Les conférenciers ont décrit une économie burkinabè « vacillante », marquée par la fronde sociale et la « grogne sous-jacente dans le secteur privé». Cela ajouté à « plus d’un demi-million de déplacés internes », provoqué par l’insécurité, Pascal Zaida a déclaré que « la réconciliation n’est pas une option mais un impératif ».

Zaïda et Tankoano se réconcilient et appellent au retour des exilés

« Nous nous sommes résolus, le CED et le M21, à nous mettre ensemble, à nous unir et à lancer un appel pour la Patrie, pour l’humilité et le réalisme pour conserver la stabilité, nos valeurs, nos traditions, notre territoire, la terre de nos ancêtres », a soutenu le président du CED. Pour ce faire, ce dernier invite tous les Burkinabè, qu’ils soient du pouvoir, de l’opposition, de la société civile, les syndicats, les exilés et toutes les autres couchent sociales à se donner la main.

Et à Marcel Tankoano d’ajouter que pour sauver le pays des attaques, « les intérêts personnels et égoïstes doivent disparaitre », car, paraphrasant le journaliste Norbert Zongo (assassiné le 13 décembre 1998), dit-il : « nous n’aurons pas un avenir dans un pays qui n’en a pas ». Ainsi, tous les deux appellent à « l’union sacrée de toutes les filles et fils du pays » dans la lutte contre les forces obscurantistes.
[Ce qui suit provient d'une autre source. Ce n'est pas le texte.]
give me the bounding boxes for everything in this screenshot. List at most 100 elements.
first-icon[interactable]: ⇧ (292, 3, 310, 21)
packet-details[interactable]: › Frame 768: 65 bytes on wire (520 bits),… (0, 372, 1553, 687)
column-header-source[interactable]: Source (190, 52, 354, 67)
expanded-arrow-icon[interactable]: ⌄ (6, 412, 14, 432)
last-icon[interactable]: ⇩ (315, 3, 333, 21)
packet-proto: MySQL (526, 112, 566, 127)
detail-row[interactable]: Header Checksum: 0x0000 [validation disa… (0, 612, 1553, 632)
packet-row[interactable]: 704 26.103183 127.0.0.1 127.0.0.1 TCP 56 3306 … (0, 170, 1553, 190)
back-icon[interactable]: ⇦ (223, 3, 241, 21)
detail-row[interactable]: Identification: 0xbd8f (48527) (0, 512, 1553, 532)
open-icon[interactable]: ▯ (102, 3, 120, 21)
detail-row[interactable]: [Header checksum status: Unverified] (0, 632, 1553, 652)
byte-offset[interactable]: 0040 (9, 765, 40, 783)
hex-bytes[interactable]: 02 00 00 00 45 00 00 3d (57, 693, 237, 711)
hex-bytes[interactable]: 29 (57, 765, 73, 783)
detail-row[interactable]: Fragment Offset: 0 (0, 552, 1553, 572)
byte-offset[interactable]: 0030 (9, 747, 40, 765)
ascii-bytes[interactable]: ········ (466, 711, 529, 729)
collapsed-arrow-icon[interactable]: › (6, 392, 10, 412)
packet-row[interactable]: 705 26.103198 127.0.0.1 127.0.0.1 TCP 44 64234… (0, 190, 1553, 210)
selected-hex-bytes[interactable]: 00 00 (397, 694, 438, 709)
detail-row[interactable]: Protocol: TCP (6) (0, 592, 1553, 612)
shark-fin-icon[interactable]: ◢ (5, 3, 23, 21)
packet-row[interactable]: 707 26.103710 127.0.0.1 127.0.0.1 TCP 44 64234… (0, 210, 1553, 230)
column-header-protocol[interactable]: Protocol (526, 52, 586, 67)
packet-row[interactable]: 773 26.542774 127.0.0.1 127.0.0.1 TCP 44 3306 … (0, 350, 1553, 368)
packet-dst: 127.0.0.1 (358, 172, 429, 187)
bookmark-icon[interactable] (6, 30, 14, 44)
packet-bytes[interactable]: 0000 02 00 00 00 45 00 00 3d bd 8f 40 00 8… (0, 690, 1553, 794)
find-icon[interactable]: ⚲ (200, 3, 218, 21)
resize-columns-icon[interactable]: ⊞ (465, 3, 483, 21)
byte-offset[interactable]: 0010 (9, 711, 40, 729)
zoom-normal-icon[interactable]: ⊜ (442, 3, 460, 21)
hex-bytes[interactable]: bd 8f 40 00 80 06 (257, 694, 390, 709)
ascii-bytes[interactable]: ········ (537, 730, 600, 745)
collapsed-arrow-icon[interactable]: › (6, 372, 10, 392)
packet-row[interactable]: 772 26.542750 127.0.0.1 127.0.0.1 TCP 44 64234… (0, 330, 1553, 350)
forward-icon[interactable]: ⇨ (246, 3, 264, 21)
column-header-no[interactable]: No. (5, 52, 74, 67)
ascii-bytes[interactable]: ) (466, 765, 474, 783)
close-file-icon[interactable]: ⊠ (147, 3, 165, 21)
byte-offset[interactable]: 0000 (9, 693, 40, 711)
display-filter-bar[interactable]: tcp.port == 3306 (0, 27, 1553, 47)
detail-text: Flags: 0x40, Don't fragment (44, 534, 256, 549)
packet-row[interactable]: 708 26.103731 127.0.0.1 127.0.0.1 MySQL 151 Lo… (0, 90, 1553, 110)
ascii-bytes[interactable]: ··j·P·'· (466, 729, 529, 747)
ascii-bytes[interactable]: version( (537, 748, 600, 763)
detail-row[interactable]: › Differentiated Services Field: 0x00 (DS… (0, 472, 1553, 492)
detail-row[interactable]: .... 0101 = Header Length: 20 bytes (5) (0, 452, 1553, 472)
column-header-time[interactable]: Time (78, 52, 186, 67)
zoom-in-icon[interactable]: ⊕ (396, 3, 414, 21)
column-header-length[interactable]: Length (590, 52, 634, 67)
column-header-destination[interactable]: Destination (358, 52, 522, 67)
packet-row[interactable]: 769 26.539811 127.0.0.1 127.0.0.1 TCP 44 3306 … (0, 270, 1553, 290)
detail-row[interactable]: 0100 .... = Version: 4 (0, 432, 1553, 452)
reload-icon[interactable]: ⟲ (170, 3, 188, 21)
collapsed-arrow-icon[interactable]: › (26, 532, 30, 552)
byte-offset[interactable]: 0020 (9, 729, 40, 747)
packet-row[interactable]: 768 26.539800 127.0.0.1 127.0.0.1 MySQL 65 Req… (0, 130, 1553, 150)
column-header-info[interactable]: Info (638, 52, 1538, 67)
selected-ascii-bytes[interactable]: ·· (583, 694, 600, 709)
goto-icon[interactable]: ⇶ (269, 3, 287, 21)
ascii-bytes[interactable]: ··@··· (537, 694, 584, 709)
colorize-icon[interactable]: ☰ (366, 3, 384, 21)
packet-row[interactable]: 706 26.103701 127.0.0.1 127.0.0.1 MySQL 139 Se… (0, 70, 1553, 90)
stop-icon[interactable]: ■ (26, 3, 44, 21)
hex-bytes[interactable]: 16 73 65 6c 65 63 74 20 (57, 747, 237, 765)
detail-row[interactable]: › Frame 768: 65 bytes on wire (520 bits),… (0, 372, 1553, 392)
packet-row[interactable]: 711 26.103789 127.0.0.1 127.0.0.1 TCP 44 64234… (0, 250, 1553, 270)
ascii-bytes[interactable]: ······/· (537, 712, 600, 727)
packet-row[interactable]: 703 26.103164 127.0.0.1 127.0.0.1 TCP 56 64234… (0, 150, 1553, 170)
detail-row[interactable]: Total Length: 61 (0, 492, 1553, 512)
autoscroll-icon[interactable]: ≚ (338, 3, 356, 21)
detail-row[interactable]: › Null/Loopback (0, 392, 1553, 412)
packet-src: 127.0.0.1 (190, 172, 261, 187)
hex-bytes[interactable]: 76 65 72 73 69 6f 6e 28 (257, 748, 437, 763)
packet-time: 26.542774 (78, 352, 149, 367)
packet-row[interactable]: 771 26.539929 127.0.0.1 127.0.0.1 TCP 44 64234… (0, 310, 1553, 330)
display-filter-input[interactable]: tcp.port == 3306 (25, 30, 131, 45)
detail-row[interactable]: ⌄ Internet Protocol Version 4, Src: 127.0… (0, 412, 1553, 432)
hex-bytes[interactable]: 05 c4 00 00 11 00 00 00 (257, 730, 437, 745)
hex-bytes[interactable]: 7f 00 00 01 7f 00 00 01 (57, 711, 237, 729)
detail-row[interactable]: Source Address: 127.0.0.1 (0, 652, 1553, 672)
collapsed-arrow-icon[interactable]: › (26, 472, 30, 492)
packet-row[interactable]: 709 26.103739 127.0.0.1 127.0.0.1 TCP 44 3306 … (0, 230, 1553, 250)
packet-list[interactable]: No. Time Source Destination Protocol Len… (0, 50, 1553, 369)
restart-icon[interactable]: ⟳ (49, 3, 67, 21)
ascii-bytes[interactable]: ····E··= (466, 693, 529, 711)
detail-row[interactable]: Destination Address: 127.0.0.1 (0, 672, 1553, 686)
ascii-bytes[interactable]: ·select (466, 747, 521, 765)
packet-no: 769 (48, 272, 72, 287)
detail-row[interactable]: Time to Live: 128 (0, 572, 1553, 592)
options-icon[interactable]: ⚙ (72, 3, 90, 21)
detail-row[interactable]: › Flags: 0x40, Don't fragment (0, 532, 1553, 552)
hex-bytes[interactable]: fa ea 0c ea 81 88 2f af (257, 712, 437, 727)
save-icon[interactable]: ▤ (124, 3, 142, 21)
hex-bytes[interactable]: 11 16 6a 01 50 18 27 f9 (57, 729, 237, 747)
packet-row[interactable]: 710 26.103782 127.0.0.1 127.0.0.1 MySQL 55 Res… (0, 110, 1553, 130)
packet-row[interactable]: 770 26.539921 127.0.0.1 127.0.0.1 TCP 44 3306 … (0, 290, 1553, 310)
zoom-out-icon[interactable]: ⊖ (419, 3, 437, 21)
Pour les exilés notamment Blaise Compaoré, Isaac Zida, les conférenciers pensent que leur retour peut faciliter la cohésion sociale, actuellement en mal au Burkina Faso.

Des actions concrètes pour la réconciliation des Burkinabè

Concrètement, le CED et le M21 entendent mener des actions sur le terrain allant dans le sens d’amener les gens à la réconciliation. Il s’agit notamment d’ouvrir des débats au plan national et aussi et surtout d’engager des rencontres et des pourparlers avec tous les acteurs pour l’unité et la cohésion nationale. Aussi, ces leaders d’OSC invitent-ils à « relancer un nouveau dialogue politique plus inclusif et plus sincère» car « l’heure de la réconciliation a sonné ».

Pour terminer, « le meilleur combat contre les forces du mal ne consiste pas à donner des armes à la population. Le meilleur combat, c’est l’entente, la cohésion, la vision commune, en un mot, l’indivisibilité des Burkinabè », a conclu Pascal Zaida.